Wildlife officer Ghulam Mohiuddin Dar spreads paddy on the frozen surface. AP
Wildlife official Ghulam Mohiuddin Dar and his colleagues break the ice on a frozen wetland, row their boats and spread grain to feed migratory birds in Indian administered Kashmir.
The officials feed the birds to prevent their starvation as weather conditions in the Himalayan region deteriorate, with two heavy snowfalls since December. Temperatures have plummeted to minus 10 degrees Celsius (14 degrees Fahrenheit).
Vast paddy fields and apple orchards are blanketed in snow. Scores of wetlands and lakes, including parts of famed Dal Lake, have frozen.
The cackles and cries of hundreds of thousands of birds that visit Kashmir during their winter migration have long been a welcome noise for the region’s inhabitants. They arrive from as far away as Eastern Europe, Japan and Turkey to feed and breed in the wetlands nestled between the region’s mountain peaks and plateaus.
"They are our guests,” Dar said on a frigid day as he dropped grain at bird feeding points on the Hokersar wetland.
Officials say at least 700,000 birds have flocked to Kashmir in the past two months and expect more to arrive as temperatures improve in February.
In recent decades the numbers of visiting birds have declined, which experts say is due to a combination of climate change and urban development.

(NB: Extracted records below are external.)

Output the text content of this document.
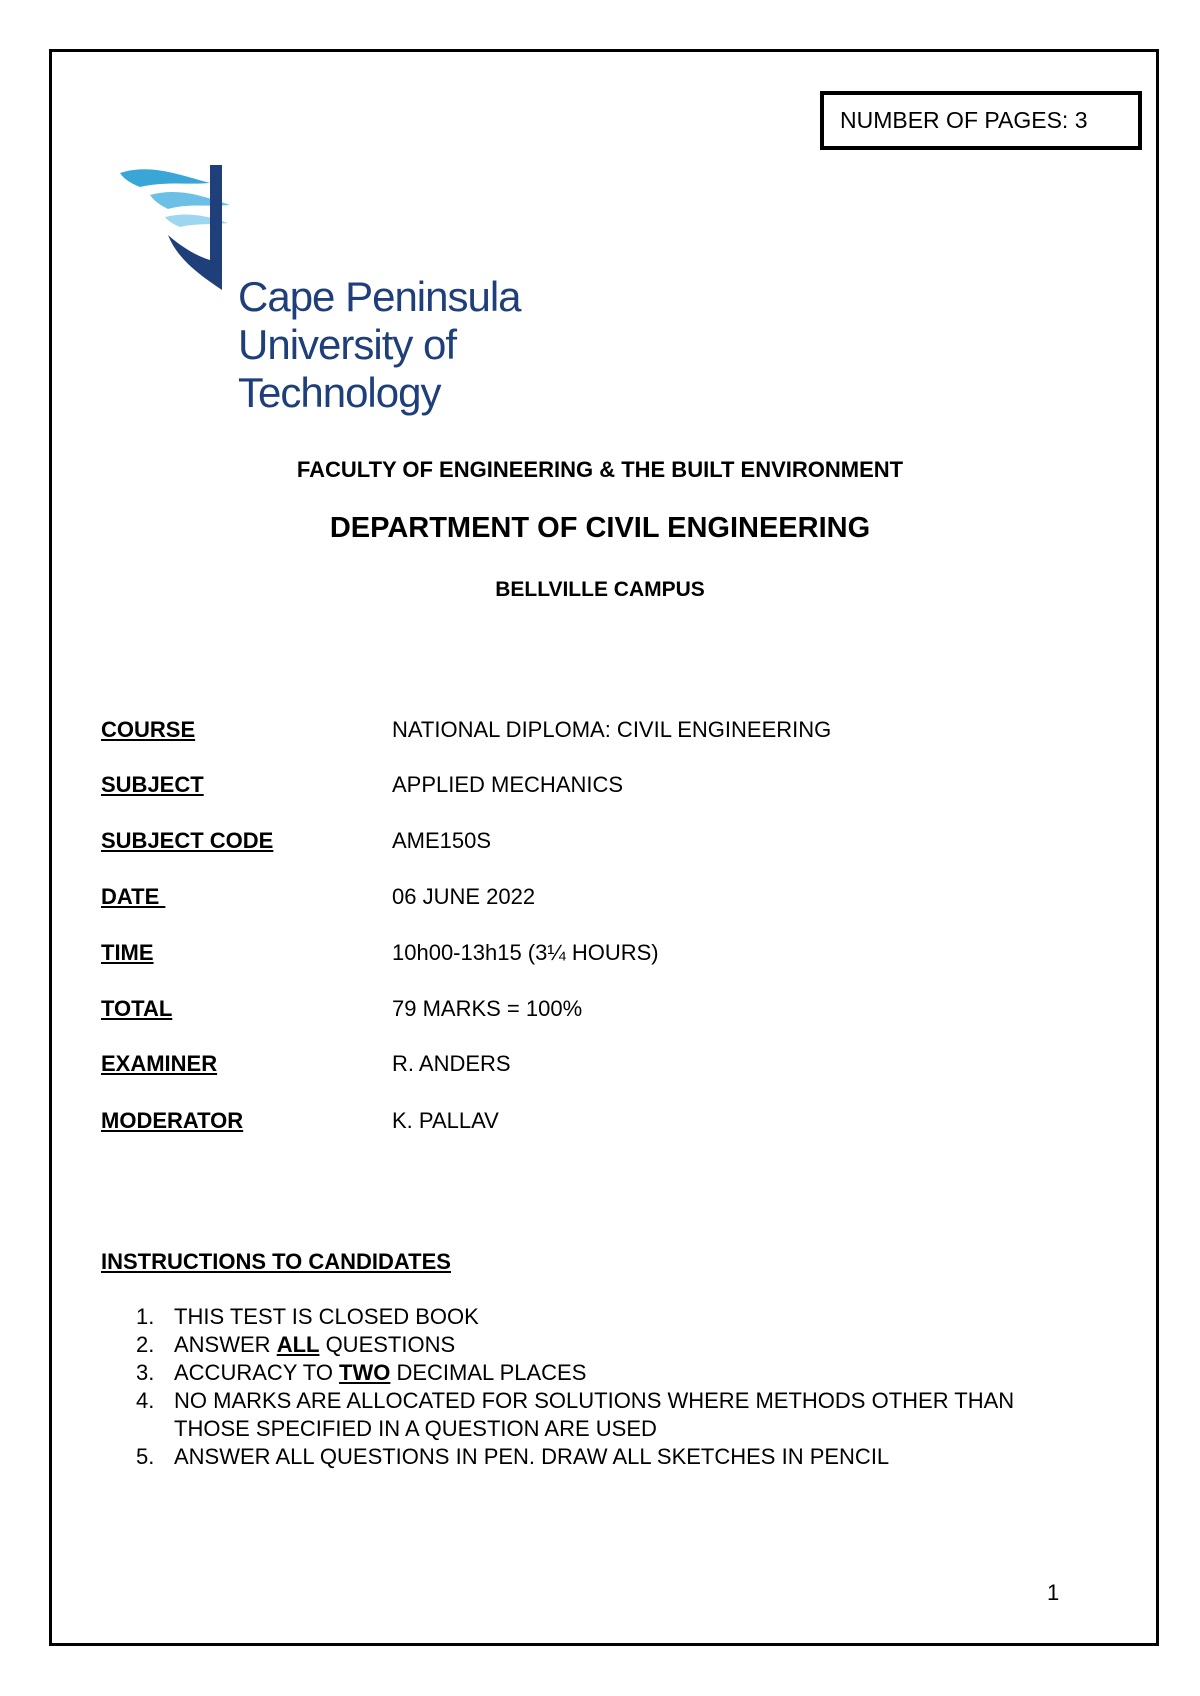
NUMBER OF PAGES: 3
Cape Peninsula
University of Technology
FACULTY OF ENGINEERING & THE BUILT ENVIRONMENT
DEPARTMENT OF CIVIL ENGINEERING
BELLVILLE CAMPUS
COURSE	NATIONAL DIPLOMA: CIVIL ENGINEERING
SUBJECT	APPLIED MECHANICS
SUBJECT CODE	AME150S
DATE	06 JUNE 2022
TIME	10h00-13h15 (3¼ HOURS)
TOTAL	79 MARKS = 100%
EXAMINER	R. ANDERS
MODERATOR	K. PALLAV
INSTRUCTIONS TO CANDIDATES
1. THIS TEST IS CLOSED BOOK
2. ANSWER ALL QUESTIONS
3. ACCURACY TO TWO DECIMAL PLACES
4. NO MARKS ARE ALLOCATED FOR SOLUTIONS WHERE METHODS OTHER THAN THOSE SPECIFIED IN A QUESTION ARE USED
5. ANSWER ALL QUESTIONS IN PEN. DRAW ALL SKETCHES IN PENCIL
1
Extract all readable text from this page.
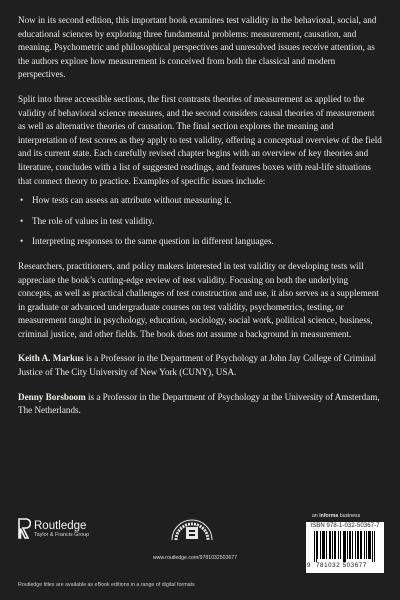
Now in its second edition, this important book examines test validity in the behavioral, social, and educational sciences by exploring three fundamental problems: measurement, causation, and meaning. Psychometric and philosophical perspectives and unresolved issues receive attention, as the authors explore how measurement is conceived from both the classical and modern perspectives.

Split into three accessible sections, the first contrasts theories of measurement as applied to the validity of behavioral science measures, and the second considers causal theories of measurement as well as alternative theories of causation. The final section explores the meaning and interpretation of test scores as they apply to test validity, offering a conceptual overview of the field and its current state. Each carefully revised chapter begins with an overview of key theories and literature, concludes with a list of suggested readings, and features boxes with real-life situations that connect theory to practice. Examples of specific issues include:

• How tests can assess an attribute without measuring it.
• The role of values in test validity.
• Interpreting responses to the same question in different languages.

Researchers, practitioners, and policy makers interested in test validity or developing tests will appreciate the book’s cutting-edge review of test validity. Focusing on both the underlying concepts, as well as practical challenges of test construction and use, it also serves as a supplement in graduate or advanced undergraduate courses on test validity, psychometrics, testing, or measurement taught in psychology, education, sociology, social work, political science, business, criminal justice, and other fields. The book does not assume a background in measurement.

Keith A. Markus is a Professor in the Department of Psychology at John Jay College of Criminal Justice of The City University of New York (CUNY), USA.

Denny Borsboom is a Professor in the Department of Psychology at the University of Amsterdam, The Netherlands.

Routledge
Taylor & Francis Group
www.routledge.com/9781032503677
an informa business
ISBN 978-1-032-50367-7
9 781032 503677
Routledge titles are available as eBook editions in a range of digital formats
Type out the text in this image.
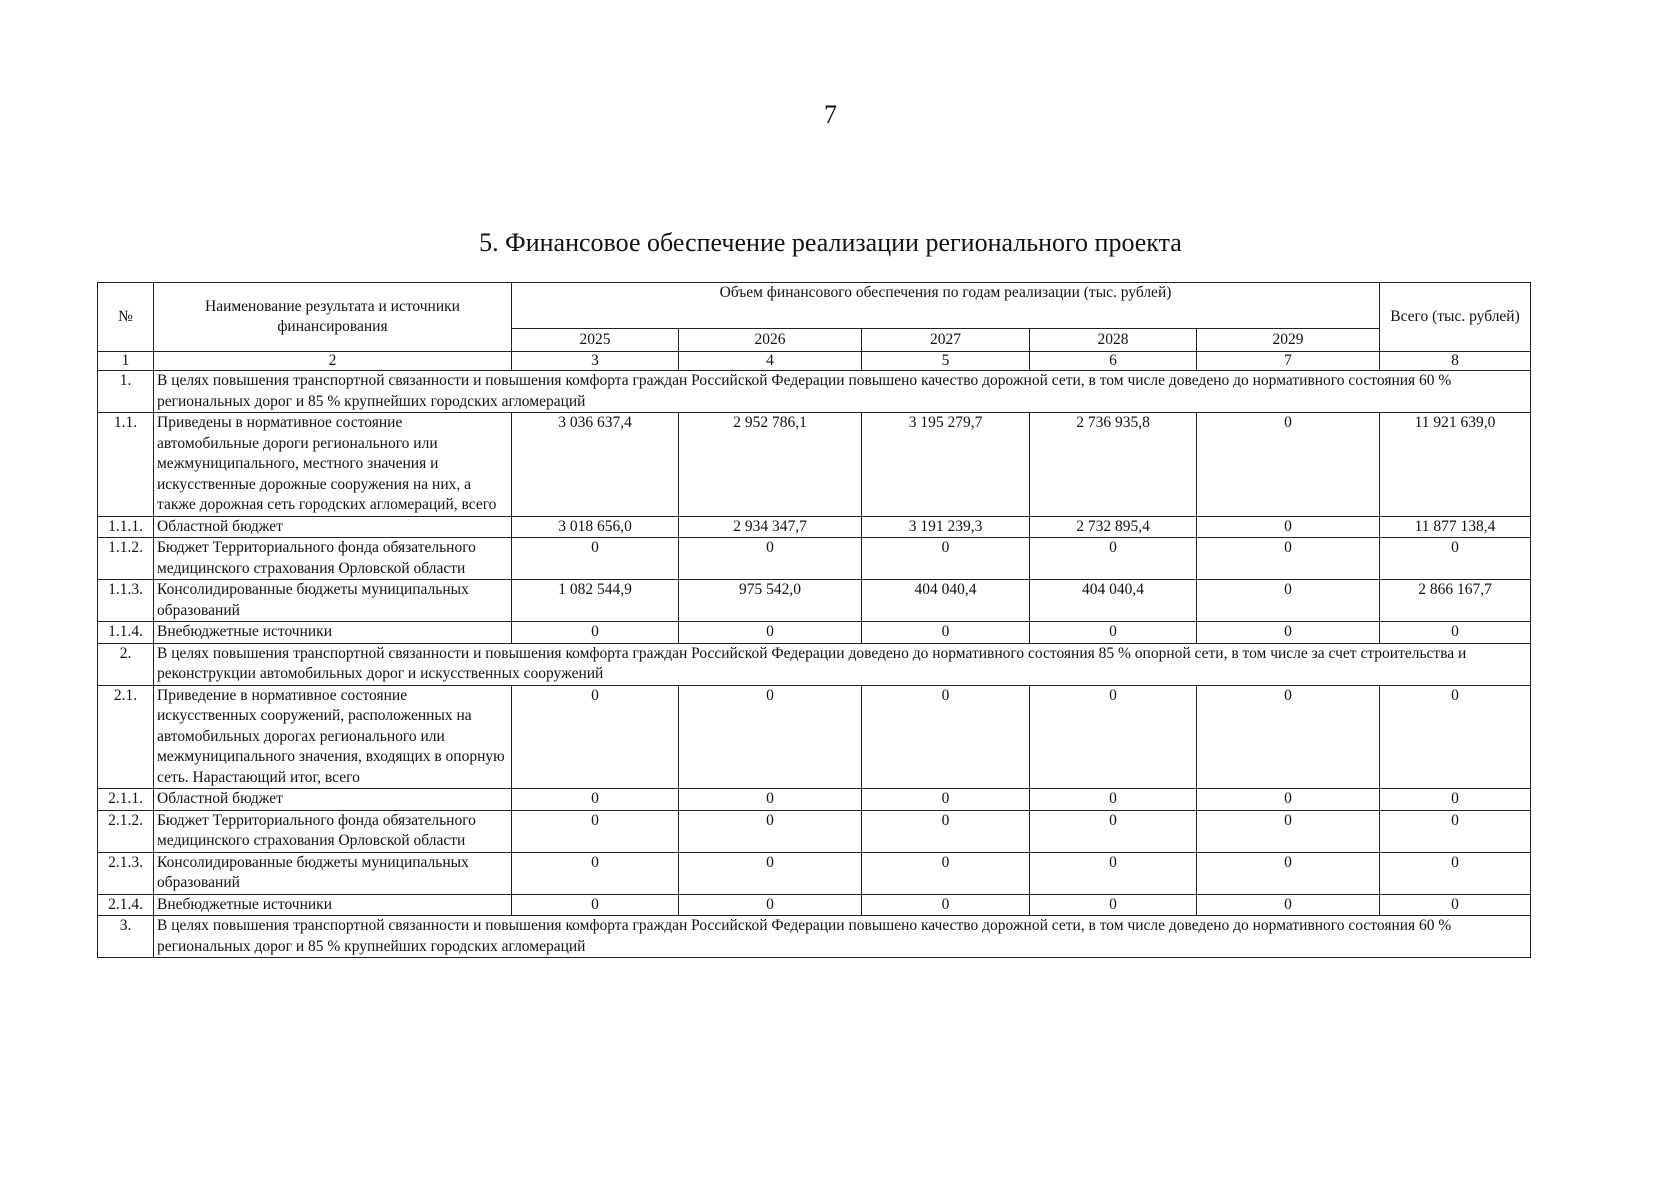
7
5. Финансовое обеспечение реализации регионального проекта
№	Наименование результата и источники финансирования	Объем финансового обеспечения по годам реализации (тыс. рублей)					Всего (тыс. рублей)
		2025	2026	2027	2028	2029	
1	2	3	4	5	6	7	8
1.	В целях повышения транспортной связанности и повышения комфорта граждан Российской Федерации повышено качество дорожной сети, в том числе доведено до нормативного состояния 60 % региональных дорог и 85 % крупнейших городских агломераций						
1.1.	Приведены в нормативное состояние автомобильные дороги регионального или межмуниципального, местного значения и искусственные дорожные сооружения на них, а также дорожная сеть городских агломераций, всего	3 036 637,4	2 952 786,1	3 195 279,7	2 736 935,8	0	11 921 639,0
1.1.1.	Областной бюджет	3 018 656,0	2 934 347,7	3 191 239,3	2 732 895,4	0	11 877 138,4
1.1.2.	Бюджет Территориального фонда обязательного медицинского страхования Орловской области	0	0	0	0	0	0
1.1.3.	Консолидированные бюджеты муниципальных образований	1 082 544,9	975 542,0	404 040,4	404 040,4	0	2 866 167,7
1.1.4.	Внебюджетные источники	0	0	0	0	0	0
2.	В целях повышения транспортной связанности и повышения комфорта граждан Российской Федерации доведено до нормативного состояния 85 % опорной сети, в том числе за счет строительства и реконструкции автомобильных дорог и искусственных сооружений						
2.1.	Приведение в нормативное состояние искусственных сооружений, расположенных на автомобильных дорогах регионального или межмуниципального значения, входящих в опорную сеть. Нарастающий итог, всего	0	0	0	0	0	0
2.1.1.	Областной бюджет	0	0	0	0	0	0
2.1.2.	Бюджет Территориального фонда обязательного медицинского страхования Орловской области	0	0	0	0	0	0
2.1.3.	Консолидированные бюджеты муниципальных образований	0	0	0	0	0	0
2.1.4.	Внебюджетные источники	0	0	0	0	0	0
3.	В целях повышения транспортной связанности и повышения комфорта граждан Российской Федерации повышено качество дорожной сети, в том числе доведено до нормативного состояния 60 % региональных дорог и 85 % крупнейших городских агломераций						
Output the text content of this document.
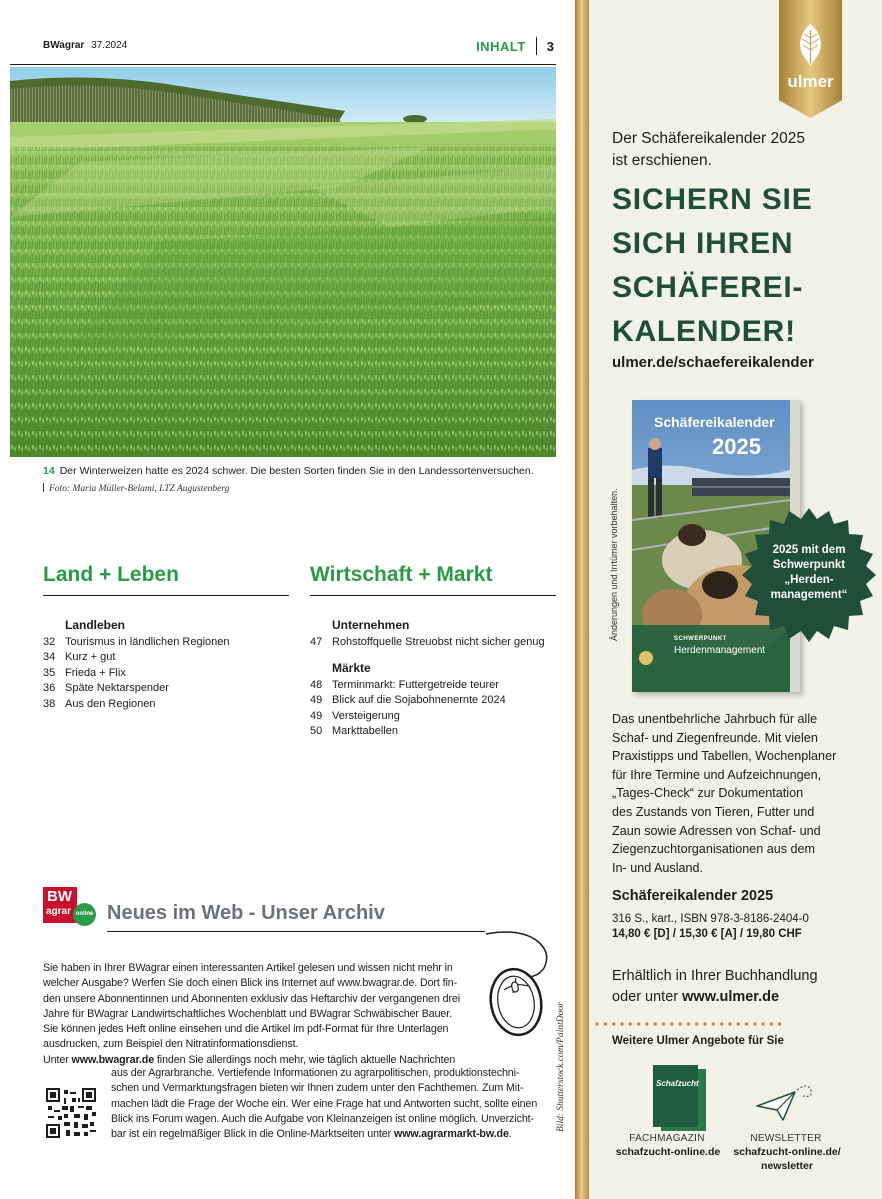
BWagrar 37.2024	INHALT 3
14 Der Winterweizen hatte es 2024 schwer. Die besten Sorten finden Sie in den Landessortenversuchen.
Foto: Maria Müller-Belami, LTZ Augustenberg
Land + Leben	Wirtschaft + Markt
Landleben
32 Tourismus in ländlichen Regionen
34 Kurz + gut
35 Frieda + Flix
36 Späte Nektarspender
38 Aus den Regionen
Unternehmen
47 Rohstoffquelle Streuobst nicht sicher genug
Märkte
48 Terminmarkt: Futtergetreide teurer
49 Blick auf die Sojabohnenernte 2024
49 Versteigerung
50 Markttabellen
BW
agrar online Neues im Web - Unser Archiv
Sie haben in Ihrer BWagrar einen interessanten Artikel gelesen und wissen nicht mehr in
welcher Ausgabe? Werfen Sie doch einen Blick ins Internet auf www.bwagrar.de. Dort fin-
den unsere Abonnentinnen und Abonnenten exklusiv das Heftarchiv der vergangenen drei
Jahre für BWagrar Landwirtschaftliches Wochenblatt und BWagrar Schwäbischer Bauer.
Sie können jedes Heft online einsehen und die Artikel im pdf-Format für Ihre Unterlagen
ausdrucken, zum Beispiel den Nitratinformationsdienst.
Unter www.bwagrar.de finden Sie allerdings noch mehr, wie täglich aktuelle Nachrichten
aus der Agrarbranche. Vertiefende Informationen zu agrarpolitischen, produktionstechni-
schen und Vermarktungsfragen bieten wir Ihnen zudem unter den Fachthemen. Zum Mit-
machen lädt die Frage der Woche ein. Wer eine Frage hat und Antworten sucht, sollte einen
Blick ins Forum wagen. Auch die Aufgabe von Kleinanzeigen ist online möglich. Unverzicht-
bar ist ein regelmäßiger Blick in die Online-Marktseiten unter www.agrarmarkt-bw.de.
Bild: Shutterstock.com/PaintDoor
ulmer
Der Schäfereikalender 2025
ist erschienen.
SICHERN SIE
SICH IHREN
SCHÄFEREI-
KALENDER!
ulmer.de/schaefereikalender
Schäfereikalender
2025
SCHWERPUNKT
Herdenmanagement
2025 mit dem
Schwerpunkt
„Herden-
management“
Änderungen und Irrtümer vorbehalten.
Das unentbehrliche Jahrbuch für alle
Schaf- und Ziegenfreunde. Mit vielen
Praxistipps und Tabellen, Wochenplaner
für Ihre Termine und Aufzeichnungen,
„Tages-Check“ zur Dokumentation
des Zustands von Tieren, Futter und
Zaun sowie Adressen von Schaf- und
Ziegenzuchtorganisationen aus dem
In- und Ausland.
Schäfereikalender 2025
316 S., kart., ISBN 978-3-8186-2404-0
14,80 € [D] / 15,30 € [A] / 19,80 CHF
Erhältlich in Ihrer Buchhandlung
oder unter www.ulmer.de
Weitere Ulmer Angebote für Sie
Schafzucht
FACHMAGAZIN
schafzucht-online.de
NEWSLETTER
schafzucht-online.de/
newsletter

They say construction around wetlands, accumulated trash and the changing Himalayan climate are robbing the birds of their traditional watering holes and nesting areas.
According to a recent study by the University of Kashmir, the Hokersar wetland shrank from nearly 19 square kilometres (7 square miles) in 1969 to 12.8 square kilometres (5 square miles) today.
The famed Kashmir Valley is a vast collection of connected wetlands and waterways known for idyllic vistas and flower-filled meadows.
Environmentalists are urging residents to offer food to the birds in the icy conditions.
"It’s not just our official duty to feed them but also a directive from God,” Dar said.